Researchers at the University of Virginia (UVA) School of Medicine have uncovered a potential path to treatment for persistent COVID-19 symptoms impacting the lungs. The work, published in Science in an article titled, “Macrophage peroxisomes guide alveolar regeneration and limit SARS-CoV-2 tissue sequelae,” identifies how the viral infection damages macrophages and suggests treatment with a pre-existing FDA-approved drug.
“Our discovery is important because it not only explains why some people continue to have breathing problems long after their initial illness but also points us toward a potential treatment to help them recover,” said senior researcher Jie Sun, PhD, of Carter Center for Immunology Research and the Division of Infectious Diseases and International Health at UVA.
Infection of the respiratory system by diseases like COVID-19 and flu causes damage to the epithelium. During the healing process, regenerative cells are typically kept in check by macrophages, as excessive presence of progenitor cells can lead to pathological tissue remodeling or fibrosis. Macrophages are critical for this process, directing tissue repair through the function of peroxisomes, which reduce inflammation and promote tissue regeneration by digesting lipids and toxins.
“COVID-19 can leave the lungs unable to heal properly by damaging these tiny structures inside our cells,” Sun said.
The team determined that COVID-19 and flu infection damages peroxisomes, thus reducing recovery and prolonging symptoms.
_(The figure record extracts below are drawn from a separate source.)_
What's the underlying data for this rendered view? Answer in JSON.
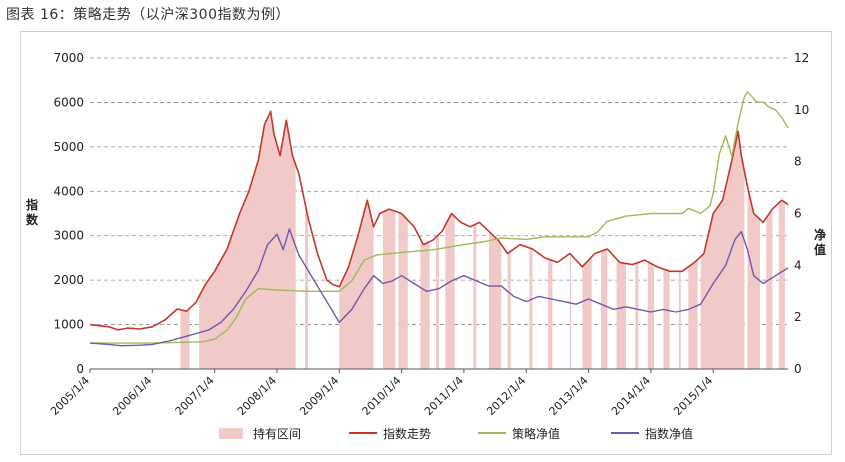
{
  "figure": {
    "title": "图表 16：策略走势（以沪深300指数为例）"
  },
  "colors": {
    "hold": "#f2c9c9",
    "index": "#c0392b",
    "strategy": "#9bbb59",
    "index_nav": "#6f5aa8",
    "grid": "#8c8c8c"
  },
  "chart_data": {
    "type": "line",
    "title": "图表 16：策略走势（以沪深300指数为例）",
    "ylabel": "指数",
    "y2label": "净值",
    "ylim": [
      0,
      7000
    ],
    "y2lim": [
      0,
      12
    ],
    "yticks": [
      0,
      1000,
      2000,
      3000,
      4000,
      5000,
      6000,
      7000
    ],
    "y2ticks": [
      0,
      2,
      4,
      6,
      8,
      10,
      12
    ],
    "x_tick_labels": [
      "2005/1/4",
      "2006/1/4",
      "2007/1/4",
      "2008/1/4",
      "2009/1/4",
      "2010/1/4",
      "2011/1/4",
      "2012/1/4",
      "2013/1/4",
      "2014/1/4",
      "2015/1/4"
    ],
    "xlim": [
      2005.0,
      2016.2
    ],
    "grid": "horizontal dashed",
    "legend": "bottom",
    "series": [
      {
        "name": "指数走势",
        "axis": "left",
        "x": [
          2005.0,
          2005.3,
          2005.45,
          2005.6,
          2005.8,
          2006.0,
          2006.2,
          2006.4,
          2006.55,
          2006.7,
          2006.85,
          2007.0,
          2007.2,
          2007.4,
          2007.55,
          2007.7,
          2007.8,
          2007.9,
          2007.95,
          2008.05,
          2008.15,
          2008.25,
          2008.35,
          2008.5,
          2008.65,
          2008.8,
          2008.9,
          2009.0,
          2009.15,
          2009.3,
          2009.45,
          2009.55,
          2009.65,
          2009.8,
          2010.0,
          2010.2,
          2010.35,
          2010.5,
          2010.65,
          2010.8,
          2010.95,
          2011.1,
          2011.25,
          2011.4,
          2011.55,
          2011.7,
          2011.9,
          2012.1,
          2012.3,
          2012.5,
          2012.7,
          2012.9,
          2013.1,
          2013.3,
          2013.5,
          2013.7,
          2013.9,
          2014.1,
          2014.3,
          2014.5,
          2014.7,
          2014.85,
          2015.0,
          2015.15,
          2015.3,
          2015.4,
          2015.45,
          2015.55,
          2015.65,
          2015.8,
          2015.95,
          2016.1,
          2016.2
        ],
        "y": [
          1000,
          950,
          880,
          920,
          900,
          950,
          1100,
          1350,
          1300,
          1500,
          1900,
          2200,
          2700,
          3500,
          4000,
          4700,
          5500,
          5800,
          5300,
          4800,
          5600,
          4800,
          4400,
          3400,
          2600,
          2000,
          1900,
          1850,
          2300,
          3000,
          3800,
          3200,
          3500,
          3600,
          3500,
          3200,
          2800,
          2900,
          3100,
          3500,
          3300,
          3200,
          3300,
          3100,
          2900,
          2600,
          2800,
          2700,
          2500,
          2400,
          2600,
          2300,
          2600,
          2700,
          2400,
          2350,
          2450,
          2300,
          2200,
          2200,
          2400,
          2600,
          3500,
          3800,
          4700,
          5350,
          4800,
          4100,
          3500,
          3300,
          3600,
          3800,
          3700
        ]
      },
      {
        "name": "策略净值",
        "axis": "right",
        "x": [
          2005.0,
          2006.0,
          2006.8,
          2007.0,
          2007.2,
          2007.35,
          2007.5,
          2007.7,
          2008.0,
          2008.5,
          2008.9,
          2009.0,
          2009.2,
          2009.4,
          2009.6,
          2010.0,
          2010.5,
          2011.0,
          2011.3,
          2011.6,
          2012.0,
          2012.3,
          2012.6,
          2013.0,
          2013.15,
          2013.3,
          2013.6,
          2014.0,
          2014.5,
          2014.6,
          2014.8,
          2014.95,
          2015.0,
          2015.1,
          2015.2,
          2015.3,
          2015.4,
          2015.5,
          2015.55,
          2015.7,
          2015.8,
          2015.9,
          2016.0,
          2016.1,
          2016.2
        ],
        "y": [
          1.0,
          1.0,
          1.05,
          1.15,
          1.5,
          2.0,
          2.7,
          3.1,
          3.05,
          3.0,
          3.0,
          3.0,
          3.4,
          4.2,
          4.4,
          4.5,
          4.6,
          4.8,
          4.9,
          5.05,
          5.0,
          5.1,
          5.1,
          5.1,
          5.3,
          5.7,
          5.9,
          6.0,
          6.0,
          6.2,
          6.0,
          6.3,
          6.8,
          8.3,
          9.0,
          8.2,
          9.5,
          10.5,
          10.7,
          10.3,
          10.3,
          10.1,
          10.0,
          9.7,
          9.3
        ]
      },
      {
        "name": "指数净值",
        "axis": "right",
        "x": [
          2005.0,
          2005.3,
          2005.5,
          2005.8,
          2006.0,
          2006.3,
          2006.6,
          2006.9,
          2007.1,
          2007.3,
          2007.5,
          2007.7,
          2007.85,
          2008.0,
          2008.1,
          2008.2,
          2008.35,
          2008.5,
          2008.7,
          2008.9,
          2009.0,
          2009.2,
          2009.4,
          2009.55,
          2009.7,
          2009.85,
          2010.0,
          2010.2,
          2010.4,
          2010.6,
          2010.8,
          2011.0,
          2011.2,
          2011.4,
          2011.6,
          2011.8,
          2012.0,
          2012.2,
          2012.4,
          2012.6,
          2012.8,
          2013.0,
          2013.2,
          2013.4,
          2013.6,
          2013.8,
          2014.0,
          2014.2,
          2014.4,
          2014.6,
          2014.8,
          2015.0,
          2015.2,
          2015.35,
          2015.45,
          2015.55,
          2015.65,
          2015.8,
          2016.0,
          2016.2
        ],
        "y": [
          1.0,
          0.95,
          0.9,
          0.92,
          0.95,
          1.1,
          1.3,
          1.5,
          1.8,
          2.3,
          3.0,
          3.8,
          4.8,
          5.2,
          4.6,
          5.4,
          4.4,
          3.8,
          3.0,
          2.2,
          1.8,
          2.3,
          3.1,
          3.6,
          3.3,
          3.4,
          3.6,
          3.3,
          3.0,
          3.1,
          3.4,
          3.6,
          3.4,
          3.2,
          3.2,
          2.8,
          2.6,
          2.8,
          2.7,
          2.6,
          2.5,
          2.7,
          2.5,
          2.3,
          2.4,
          2.3,
          2.2,
          2.3,
          2.2,
          2.3,
          2.5,
          3.3,
          4.0,
          5.0,
          5.3,
          4.6,
          3.6,
          3.3,
          3.6,
          3.9
        ]
      }
    ],
    "holding_intervals_name": "持有区间",
    "holding_intervals": [
      [
        2006.45,
        2006.6
      ],
      [
        2006.75,
        2008.3
      ],
      [
        2008.45,
        2008.5
      ],
      [
        2009.0,
        2009.55
      ],
      [
        2009.7,
        2009.9
      ],
      [
        2009.95,
        2010.1
      ],
      [
        2010.3,
        2010.45
      ],
      [
        2010.55,
        2010.6
      ],
      [
        2010.7,
        2010.85
      ],
      [
        2011.15,
        2011.2
      ],
      [
        2011.4,
        2011.6
      ],
      [
        2011.7,
        2011.75
      ],
      [
        2012.05,
        2012.1
      ],
      [
        2012.35,
        2012.42
      ],
      [
        2012.7,
        2012.72
      ],
      [
        2012.9,
        2013.05
      ],
      [
        2013.2,
        2013.3
      ],
      [
        2013.45,
        2013.6
      ],
      [
        2013.75,
        2013.8
      ],
      [
        2013.95,
        2014.05
      ],
      [
        2014.2,
        2014.3
      ],
      [
        2014.45,
        2014.48
      ],
      [
        2014.6,
        2014.75
      ],
      [
        2014.8,
        2015.5
      ],
      [
        2015.55,
        2015.75
      ],
      [
        2015.85,
        2015.95
      ],
      [
        2016.05,
        2016.15
      ]
    ],
    "legend_labels": [
      "持有区间",
      "指数走势",
      "策略净值",
      "指数净值"
    ]
  }
}
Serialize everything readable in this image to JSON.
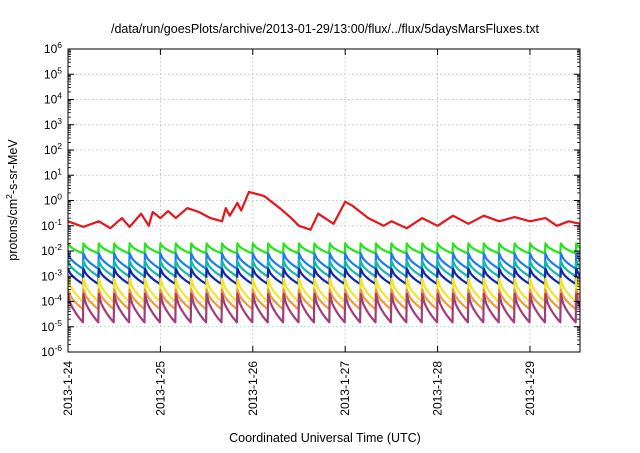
{
  "chart_data": {
    "type": "line",
    "title": "/data/run/goesPlots/archive/2013-01-29/13:00/flux/../flux/5daysMarsFluxes.txt",
    "xlabel": "Coordinated Universal Time (UTC)",
    "ylabel": {
      "prefix": "protons/cm",
      "superscript": "2",
      "suffix": "-s-sr-MeV"
    },
    "y_scale": "log",
    "ylim": [
      1e-06,
      1000000.0
    ],
    "y_ticks": [
      {
        "value": 1e-06,
        "base": "10",
        "exp": "-6"
      },
      {
        "value": 1e-05,
        "base": "10",
        "exp": "-5"
      },
      {
        "value": 0.0001,
        "base": "10",
        "exp": "-4"
      },
      {
        "value": 0.001,
        "base": "10",
        "exp": "-3"
      },
      {
        "value": 0.01,
        "base": "10",
        "exp": "-2"
      },
      {
        "value": 0.1,
        "base": "10",
        "exp": "-1"
      },
      {
        "value": 1,
        "base": "10",
        "exp": "0"
      },
      {
        "value": 10,
        "base": "10",
        "exp": "1"
      },
      {
        "value": 100,
        "base": "10",
        "exp": "2"
      },
      {
        "value": 1000,
        "base": "10",
        "exp": "3"
      },
      {
        "value": 10000,
        "base": "10",
        "exp": "4"
      },
      {
        "value": 100000,
        "base": "10",
        "exp": "5"
      },
      {
        "value": 1000000,
        "base": "10",
        "exp": "6"
      }
    ],
    "x_unit": "day",
    "xlim": [
      "2013-01-24",
      "2013-01-29T13:00"
    ],
    "x_ticks": [
      {
        "value": "2013-01-24",
        "label": "2013-1-24"
      },
      {
        "value": "2013-01-25",
        "label": "2013-1-25"
      },
      {
        "value": "2013-01-26",
        "label": "2013-1-26"
      },
      {
        "value": "2013-01-27",
        "label": "2013-1-27"
      },
      {
        "value": "2013-01-28",
        "label": "2013-1-28"
      },
      {
        "value": "2013-01-29",
        "label": "2013-1-29"
      }
    ],
    "grid": true,
    "legend": "none",
    "series": [
      {
        "color": "#e8141c",
        "x": [
          "2013-01-24T00:00",
          "2013-01-24T04:00",
          "2013-01-24T08:00",
          "2013-01-24T11:00",
          "2013-01-24T14:00",
          "2013-01-24T16:00",
          "2013-01-24T19:00",
          "2013-01-24T21:00",
          "2013-01-24T22:00",
          "2013-01-25T00:00",
          "2013-01-25T02:00",
          "2013-01-25T04:00",
          "2013-01-25T07:00",
          "2013-01-25T10:00",
          "2013-01-25T13:00",
          "2013-01-25T16:00",
          "2013-01-25T17:00",
          "2013-01-25T18:00",
          "2013-01-25T20:00",
          "2013-01-25T21:00",
          "2013-01-25T23:00",
          "2013-01-26T03:00",
          "2013-01-26T07:00",
          "2013-01-26T10:00",
          "2013-01-26T12:00",
          "2013-01-26T15:00",
          "2013-01-26T17:00",
          "2013-01-26T21:00",
          "2013-01-27T00:00",
          "2013-01-27T02:00",
          "2013-01-27T06:00",
          "2013-01-27T10:00",
          "2013-01-27T12:00",
          "2013-01-27T16:00",
          "2013-01-27T20:00",
          "2013-01-28T00:00",
          "2013-01-28T04:00",
          "2013-01-28T08:00",
          "2013-01-28T12:00",
          "2013-01-28T16:00",
          "2013-01-28T20:00",
          "2013-01-29T00:00",
          "2013-01-29T04:00",
          "2013-01-29T07:00",
          "2013-01-29T10:00",
          "2013-01-29T13:00"
        ],
        "values": [
          0.15,
          0.09,
          0.15,
          0.08,
          0.2,
          0.09,
          0.3,
          0.1,
          0.35,
          0.2,
          0.38,
          0.2,
          0.5,
          0.35,
          0.2,
          0.15,
          0.5,
          0.25,
          0.8,
          0.4,
          2.2,
          1.5,
          0.5,
          0.2,
          0.1,
          0.07,
          0.3,
          0.12,
          0.9,
          0.6,
          0.2,
          0.1,
          0.15,
          0.08,
          0.2,
          0.1,
          0.25,
          0.12,
          0.25,
          0.15,
          0.22,
          0.15,
          0.2,
          0.1,
          0.15,
          0.12
        ]
      },
      {
        "color": "#22e51a",
        "x": [
          "2013-01-24T00:00",
          "2013-01-29T13:00"
        ],
        "values": [
          0.02,
          0.02
        ],
        "cycle_hours": 4,
        "cycle_low": 0.008
      },
      {
        "color": "#1e7bf0",
        "x": [
          "2013-01-24T00:00",
          "2013-01-29T13:00"
        ],
        "values": [
          0.008,
          0.008
        ],
        "cycle_hours": 4,
        "cycle_low": 0.002
      },
      {
        "color": "#12b9a8",
        "x": [
          "2013-01-24T00:00",
          "2013-01-29T13:00"
        ],
        "values": [
          0.004,
          0.004
        ],
        "cycle_hours": 4,
        "cycle_low": 0.001
      },
      {
        "color": "#1226b0",
        "x": [
          "2013-01-24T00:00",
          "2013-01-29T13:00"
        ],
        "values": [
          0.002,
          0.002
        ],
        "cycle_hours": 4,
        "cycle_low": 0.0005
      },
      {
        "color": "#f2e428",
        "x": [
          "2013-01-24T00:00",
          "2013-01-29T13:00"
        ],
        "values": [
          0.0008,
          0.0008
        ],
        "cycle_hours": 4,
        "cycle_low": 0.0001
      },
      {
        "color": "#f39a2e",
        "x": [
          "2013-01-24T00:00",
          "2013-01-29T13:00"
        ],
        "values": [
          0.0003,
          0.0003
        ],
        "cycle_hours": 4,
        "cycle_low": 5e-05
      },
      {
        "color": "#a13d7a",
        "x": [
          "2013-01-24T00:00",
          "2013-01-29T13:00"
        ],
        "values": [
          0.0002,
          0.0002
        ],
        "cycle_hours": 4,
        "cycle_low": 1.5e-05
      }
    ]
  }
}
In effect, the virus not only causes acute damage but also impairs the body’s ability to heal itself, leading to long-term complications.
“We are collaborating with scientists and physicians at UVA and other institutions to understand the exact function of this understudied organelle in long COVID and other chronic lung diseases such as interstitial lung disease [ILD],” Sun said.
Using a mouse model, the researchers examined changes to macrophage morphology following infection with SARS-COV-2. Mice with severe infection had increased interferon signaling, which both prevented the creation of peroxisomes and accelerated their degradation. This dysfunction resulted in disruption of the macrophage’s ability to function properly, leading to persistent inflammation and lung scarring, key contributors to long COVID symptoms.
In human patients with post-acute sequelae, or long COVID, researchers identified a parallel phenotype of chronic peroxisome impairment as seen in mice. This suggests a similar mechanism in mouse models and humans.
The team further identified a treatment for these chronic symptoms by restoring peroxisome function. Treatment of mouse models with sodium 4-phenylbutyrate (4-PBA) “restored peroxisome function in macrophages, mitigated lung inflammation and fibrosis, and enhanced alveolar regeneration after viral infection” the authors wrote.
The discovery of peroxisomes’ role in controlling inflammation and aiding in lung tissue repair suggests that targeting treatment to these organelles could be a valuable strategy for mitigating chronic lung damage across a range of respiratory illnesses.
“Ultimately, we want to develop peroxisome-targeting therapies to give patients the chance to breathe more easily again and get back to their normal lives,” pointed out Sun.
Additional research is needed before these therapies are used in human patients, but the parallels between human and mouse inflammation and macrophage response are promising. Further, 4-PBA is already an FDA-approved drug for humans, currently used to treat increased levels of ammonia in the blood. Utilizing drugs for new purposes may offer relief to those suffering from long COVID and other persistent post-infection respiratory symptoms sooner than typically expected.